Trying to free them from the big battery.
Hoping to hell there wasn’t anything else he should have done instead.
55
Lewis
Here we go, kid. Hang on to that dog. Remember, do what I tell you.”
Mingus growled over the roar of the engine as Lewis turned the wheel and punched the Yukon’s front end hard into the Mitsubishi’s driver’s-side tire. He saw Dinah’s face in her window, her eyes wide. Metal shrieked and the seat belt bit into him.

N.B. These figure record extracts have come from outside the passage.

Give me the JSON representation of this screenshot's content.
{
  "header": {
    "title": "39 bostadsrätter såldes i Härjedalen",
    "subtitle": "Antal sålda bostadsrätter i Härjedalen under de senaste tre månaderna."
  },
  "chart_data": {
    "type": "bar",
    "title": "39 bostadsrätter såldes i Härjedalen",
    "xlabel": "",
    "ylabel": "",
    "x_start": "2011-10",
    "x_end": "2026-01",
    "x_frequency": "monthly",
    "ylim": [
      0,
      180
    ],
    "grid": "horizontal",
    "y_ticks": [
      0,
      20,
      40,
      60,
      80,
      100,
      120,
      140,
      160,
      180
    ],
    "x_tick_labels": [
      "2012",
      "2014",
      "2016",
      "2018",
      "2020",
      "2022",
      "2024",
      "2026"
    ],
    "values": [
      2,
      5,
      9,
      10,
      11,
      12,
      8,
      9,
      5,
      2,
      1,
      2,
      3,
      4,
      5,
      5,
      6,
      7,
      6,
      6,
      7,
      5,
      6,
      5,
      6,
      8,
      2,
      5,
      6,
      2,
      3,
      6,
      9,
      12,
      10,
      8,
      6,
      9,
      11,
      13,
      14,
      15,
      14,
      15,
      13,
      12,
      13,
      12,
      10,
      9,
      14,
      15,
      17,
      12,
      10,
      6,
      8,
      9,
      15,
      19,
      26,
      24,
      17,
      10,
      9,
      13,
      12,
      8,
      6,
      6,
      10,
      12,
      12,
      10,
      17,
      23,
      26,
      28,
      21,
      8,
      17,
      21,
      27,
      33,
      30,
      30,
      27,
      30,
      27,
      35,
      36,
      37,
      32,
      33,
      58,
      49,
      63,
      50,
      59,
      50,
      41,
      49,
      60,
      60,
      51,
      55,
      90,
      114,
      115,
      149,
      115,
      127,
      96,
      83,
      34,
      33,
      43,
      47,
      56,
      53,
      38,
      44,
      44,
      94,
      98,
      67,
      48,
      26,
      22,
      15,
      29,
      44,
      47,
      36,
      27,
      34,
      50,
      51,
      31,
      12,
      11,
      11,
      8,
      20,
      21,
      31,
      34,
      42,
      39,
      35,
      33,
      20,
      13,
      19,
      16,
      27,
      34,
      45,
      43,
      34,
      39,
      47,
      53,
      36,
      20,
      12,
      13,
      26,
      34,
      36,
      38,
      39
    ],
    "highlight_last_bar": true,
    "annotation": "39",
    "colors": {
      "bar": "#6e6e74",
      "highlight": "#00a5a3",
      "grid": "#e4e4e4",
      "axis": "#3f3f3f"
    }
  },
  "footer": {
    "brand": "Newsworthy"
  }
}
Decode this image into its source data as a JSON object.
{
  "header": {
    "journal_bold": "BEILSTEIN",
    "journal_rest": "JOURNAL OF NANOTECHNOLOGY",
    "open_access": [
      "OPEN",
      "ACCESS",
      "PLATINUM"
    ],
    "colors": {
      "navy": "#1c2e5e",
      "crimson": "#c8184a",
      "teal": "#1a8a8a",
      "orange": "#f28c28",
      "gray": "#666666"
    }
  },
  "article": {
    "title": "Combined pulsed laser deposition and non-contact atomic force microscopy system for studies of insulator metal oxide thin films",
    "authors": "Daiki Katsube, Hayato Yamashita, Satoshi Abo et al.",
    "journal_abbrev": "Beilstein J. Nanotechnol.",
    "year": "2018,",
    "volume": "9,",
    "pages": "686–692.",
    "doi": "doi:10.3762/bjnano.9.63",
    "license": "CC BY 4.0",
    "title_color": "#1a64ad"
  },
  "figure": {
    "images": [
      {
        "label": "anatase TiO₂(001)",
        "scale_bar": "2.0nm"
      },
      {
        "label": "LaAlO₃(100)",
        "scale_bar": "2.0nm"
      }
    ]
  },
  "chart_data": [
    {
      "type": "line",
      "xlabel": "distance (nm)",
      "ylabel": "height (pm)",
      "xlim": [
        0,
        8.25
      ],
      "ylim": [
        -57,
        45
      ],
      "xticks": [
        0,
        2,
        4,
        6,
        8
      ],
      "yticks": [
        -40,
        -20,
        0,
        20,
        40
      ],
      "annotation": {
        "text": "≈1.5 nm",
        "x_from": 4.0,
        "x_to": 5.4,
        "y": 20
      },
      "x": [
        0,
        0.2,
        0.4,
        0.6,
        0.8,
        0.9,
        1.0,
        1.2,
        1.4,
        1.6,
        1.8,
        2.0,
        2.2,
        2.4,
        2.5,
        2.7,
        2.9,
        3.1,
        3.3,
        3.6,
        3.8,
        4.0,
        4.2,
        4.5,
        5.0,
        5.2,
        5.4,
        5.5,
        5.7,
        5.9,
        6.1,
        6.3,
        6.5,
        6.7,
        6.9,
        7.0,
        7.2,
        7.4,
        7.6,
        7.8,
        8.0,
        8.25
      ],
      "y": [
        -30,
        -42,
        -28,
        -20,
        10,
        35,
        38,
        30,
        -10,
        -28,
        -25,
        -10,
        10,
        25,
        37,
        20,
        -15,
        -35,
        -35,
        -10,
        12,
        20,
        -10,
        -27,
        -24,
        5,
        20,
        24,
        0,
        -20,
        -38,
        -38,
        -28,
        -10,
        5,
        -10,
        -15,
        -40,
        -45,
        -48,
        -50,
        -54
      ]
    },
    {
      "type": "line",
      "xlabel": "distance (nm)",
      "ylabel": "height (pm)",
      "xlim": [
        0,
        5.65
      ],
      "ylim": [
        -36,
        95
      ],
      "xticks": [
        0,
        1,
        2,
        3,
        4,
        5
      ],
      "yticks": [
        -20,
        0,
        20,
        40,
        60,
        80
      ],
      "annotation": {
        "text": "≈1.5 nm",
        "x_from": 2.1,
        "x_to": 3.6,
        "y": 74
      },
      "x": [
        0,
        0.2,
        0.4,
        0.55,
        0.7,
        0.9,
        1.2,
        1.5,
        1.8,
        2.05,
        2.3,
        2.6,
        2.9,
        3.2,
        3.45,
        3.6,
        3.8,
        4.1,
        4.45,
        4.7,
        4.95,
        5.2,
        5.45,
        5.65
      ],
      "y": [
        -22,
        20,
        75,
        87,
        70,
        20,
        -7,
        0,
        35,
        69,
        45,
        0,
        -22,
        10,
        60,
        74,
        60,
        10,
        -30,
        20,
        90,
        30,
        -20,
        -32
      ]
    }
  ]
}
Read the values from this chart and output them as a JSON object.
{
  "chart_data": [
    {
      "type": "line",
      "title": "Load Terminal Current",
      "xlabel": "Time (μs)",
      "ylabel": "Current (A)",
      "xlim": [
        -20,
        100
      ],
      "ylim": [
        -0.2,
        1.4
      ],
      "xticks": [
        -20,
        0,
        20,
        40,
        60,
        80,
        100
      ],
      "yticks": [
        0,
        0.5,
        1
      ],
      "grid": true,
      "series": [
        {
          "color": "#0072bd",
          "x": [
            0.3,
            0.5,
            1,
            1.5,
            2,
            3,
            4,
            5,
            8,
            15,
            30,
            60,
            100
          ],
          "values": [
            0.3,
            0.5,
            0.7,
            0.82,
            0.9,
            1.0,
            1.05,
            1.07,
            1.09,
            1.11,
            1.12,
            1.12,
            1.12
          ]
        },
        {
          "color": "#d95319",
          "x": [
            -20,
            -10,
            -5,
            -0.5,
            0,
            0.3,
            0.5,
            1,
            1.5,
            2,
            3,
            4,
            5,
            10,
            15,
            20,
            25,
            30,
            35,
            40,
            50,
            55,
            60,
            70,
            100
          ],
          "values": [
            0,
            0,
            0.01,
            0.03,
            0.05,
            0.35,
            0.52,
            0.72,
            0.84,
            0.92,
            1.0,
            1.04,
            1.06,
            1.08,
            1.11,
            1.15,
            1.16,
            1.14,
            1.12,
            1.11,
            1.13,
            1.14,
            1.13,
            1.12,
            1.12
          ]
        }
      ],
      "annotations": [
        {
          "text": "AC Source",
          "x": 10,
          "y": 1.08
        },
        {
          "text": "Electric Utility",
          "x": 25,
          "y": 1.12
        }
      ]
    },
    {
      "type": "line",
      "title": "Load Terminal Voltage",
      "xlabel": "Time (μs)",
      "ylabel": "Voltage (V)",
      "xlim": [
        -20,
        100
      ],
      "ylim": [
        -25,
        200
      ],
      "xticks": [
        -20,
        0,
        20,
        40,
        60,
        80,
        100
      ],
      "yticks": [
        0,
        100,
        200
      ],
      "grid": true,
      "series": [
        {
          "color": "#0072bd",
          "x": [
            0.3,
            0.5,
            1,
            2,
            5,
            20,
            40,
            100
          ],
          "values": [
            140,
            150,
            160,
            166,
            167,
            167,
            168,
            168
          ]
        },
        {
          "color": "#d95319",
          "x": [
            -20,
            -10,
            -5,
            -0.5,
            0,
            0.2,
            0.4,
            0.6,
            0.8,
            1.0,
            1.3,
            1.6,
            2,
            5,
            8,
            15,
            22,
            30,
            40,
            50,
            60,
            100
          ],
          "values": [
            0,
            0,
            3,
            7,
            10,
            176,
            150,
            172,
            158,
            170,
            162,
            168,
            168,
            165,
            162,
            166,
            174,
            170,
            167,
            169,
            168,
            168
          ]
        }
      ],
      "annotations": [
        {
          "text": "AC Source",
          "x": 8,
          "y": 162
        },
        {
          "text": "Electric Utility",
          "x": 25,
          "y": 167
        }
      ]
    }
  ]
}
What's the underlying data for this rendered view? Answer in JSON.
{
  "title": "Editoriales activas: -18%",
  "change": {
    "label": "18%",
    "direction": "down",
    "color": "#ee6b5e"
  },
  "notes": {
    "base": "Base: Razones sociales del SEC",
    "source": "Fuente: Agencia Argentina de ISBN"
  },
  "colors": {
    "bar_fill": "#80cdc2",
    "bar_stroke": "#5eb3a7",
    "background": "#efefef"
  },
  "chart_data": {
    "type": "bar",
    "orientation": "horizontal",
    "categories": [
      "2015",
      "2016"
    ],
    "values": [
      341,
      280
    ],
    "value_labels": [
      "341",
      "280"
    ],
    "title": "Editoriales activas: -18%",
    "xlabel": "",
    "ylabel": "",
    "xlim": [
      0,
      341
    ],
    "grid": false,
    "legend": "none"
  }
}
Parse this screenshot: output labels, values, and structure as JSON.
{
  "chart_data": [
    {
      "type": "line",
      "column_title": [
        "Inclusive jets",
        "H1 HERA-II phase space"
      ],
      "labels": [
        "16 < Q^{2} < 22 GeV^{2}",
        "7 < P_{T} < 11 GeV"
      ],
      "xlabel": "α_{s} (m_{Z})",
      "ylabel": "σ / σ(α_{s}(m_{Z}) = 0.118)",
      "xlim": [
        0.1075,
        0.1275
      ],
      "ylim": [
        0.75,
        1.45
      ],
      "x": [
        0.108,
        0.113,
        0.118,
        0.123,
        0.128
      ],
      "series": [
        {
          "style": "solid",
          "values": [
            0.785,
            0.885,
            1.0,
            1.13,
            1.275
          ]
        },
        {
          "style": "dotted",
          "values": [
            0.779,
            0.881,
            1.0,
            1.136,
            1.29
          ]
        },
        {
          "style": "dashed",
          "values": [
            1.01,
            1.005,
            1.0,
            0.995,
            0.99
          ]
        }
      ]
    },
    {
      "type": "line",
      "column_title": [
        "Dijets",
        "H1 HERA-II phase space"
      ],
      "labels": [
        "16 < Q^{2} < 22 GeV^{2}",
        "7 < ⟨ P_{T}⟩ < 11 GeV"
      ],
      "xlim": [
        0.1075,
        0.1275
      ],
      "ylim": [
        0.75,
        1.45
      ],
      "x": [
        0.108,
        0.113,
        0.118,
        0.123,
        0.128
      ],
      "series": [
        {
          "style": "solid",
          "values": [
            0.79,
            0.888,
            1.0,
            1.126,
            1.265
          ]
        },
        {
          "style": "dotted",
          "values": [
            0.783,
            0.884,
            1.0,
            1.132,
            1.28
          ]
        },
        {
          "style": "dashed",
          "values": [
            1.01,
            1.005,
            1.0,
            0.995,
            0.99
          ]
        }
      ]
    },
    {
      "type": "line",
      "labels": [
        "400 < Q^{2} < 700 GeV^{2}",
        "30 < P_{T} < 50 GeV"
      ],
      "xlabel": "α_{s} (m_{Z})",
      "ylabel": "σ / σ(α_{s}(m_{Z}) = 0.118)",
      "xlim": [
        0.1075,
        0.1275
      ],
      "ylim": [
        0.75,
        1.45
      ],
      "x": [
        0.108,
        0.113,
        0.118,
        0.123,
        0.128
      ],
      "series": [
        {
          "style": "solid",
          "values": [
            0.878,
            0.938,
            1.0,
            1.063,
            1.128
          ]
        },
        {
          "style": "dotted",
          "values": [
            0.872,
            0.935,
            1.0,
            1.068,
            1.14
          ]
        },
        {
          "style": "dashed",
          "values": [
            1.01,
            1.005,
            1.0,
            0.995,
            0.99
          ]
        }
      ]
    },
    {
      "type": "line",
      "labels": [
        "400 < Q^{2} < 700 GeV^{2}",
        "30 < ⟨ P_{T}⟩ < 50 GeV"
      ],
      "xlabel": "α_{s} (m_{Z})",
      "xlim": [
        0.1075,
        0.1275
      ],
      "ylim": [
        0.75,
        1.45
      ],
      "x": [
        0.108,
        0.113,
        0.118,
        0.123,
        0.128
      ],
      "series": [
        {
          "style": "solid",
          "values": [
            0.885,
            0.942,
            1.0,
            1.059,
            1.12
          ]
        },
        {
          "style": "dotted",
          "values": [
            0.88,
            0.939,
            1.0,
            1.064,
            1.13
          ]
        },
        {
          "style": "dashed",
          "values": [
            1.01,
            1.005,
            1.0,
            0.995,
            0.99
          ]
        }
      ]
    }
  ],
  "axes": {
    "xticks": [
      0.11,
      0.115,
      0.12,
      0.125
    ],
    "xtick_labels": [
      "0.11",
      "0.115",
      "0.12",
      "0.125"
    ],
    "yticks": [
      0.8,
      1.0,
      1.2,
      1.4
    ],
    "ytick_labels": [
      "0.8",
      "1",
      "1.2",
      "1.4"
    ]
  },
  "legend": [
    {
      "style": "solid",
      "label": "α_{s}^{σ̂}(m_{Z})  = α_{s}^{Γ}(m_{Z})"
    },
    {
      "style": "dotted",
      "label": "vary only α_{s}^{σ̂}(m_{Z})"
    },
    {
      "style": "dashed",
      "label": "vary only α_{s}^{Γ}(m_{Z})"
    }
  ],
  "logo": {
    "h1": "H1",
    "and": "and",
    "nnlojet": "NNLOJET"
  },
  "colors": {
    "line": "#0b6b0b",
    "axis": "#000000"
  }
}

The Yukon’s nose dropped as the bigger truck crushed its front suspension, then pushed it hard away. But something had broken or bent at that side of the Mitsubishi, the tie rod or axle, forcing it into an abrupt turn. The right-side tires left the ground as the truck began to tilt.
“Charlie, you okay? Charlie?”
No answer from the backseat. The Yukon sputtered and died.
Lewis looked through his cracked windshield to see Dinah in the cab of the Mitsubishi, wrestling with the skinny guy in the uniform for the gun. The big truck heaved across two lanes of traffic and up a curb to smash its passenger side into a lamppost.
“Charlie, get out right now and run away as fast as you can.”
Lewis slipped off his seat belt and climbed out of the ruined Yukon to help Dinah. He looked over his shoulder as he ran and saw the black Ford pull up a block away.
The scarred man had something in his hand that looked like a cell phone.
Even at that distance, Lewis could see the look of rapture on the scarred man’s face as his thumb stabbed down on the keypad.
Lewis sprinted around the front of the Mitsubishi and hauled open the passenger door.
56
Peter
The detonator phone’s screen flashed white as an incoming call activated the vibrator.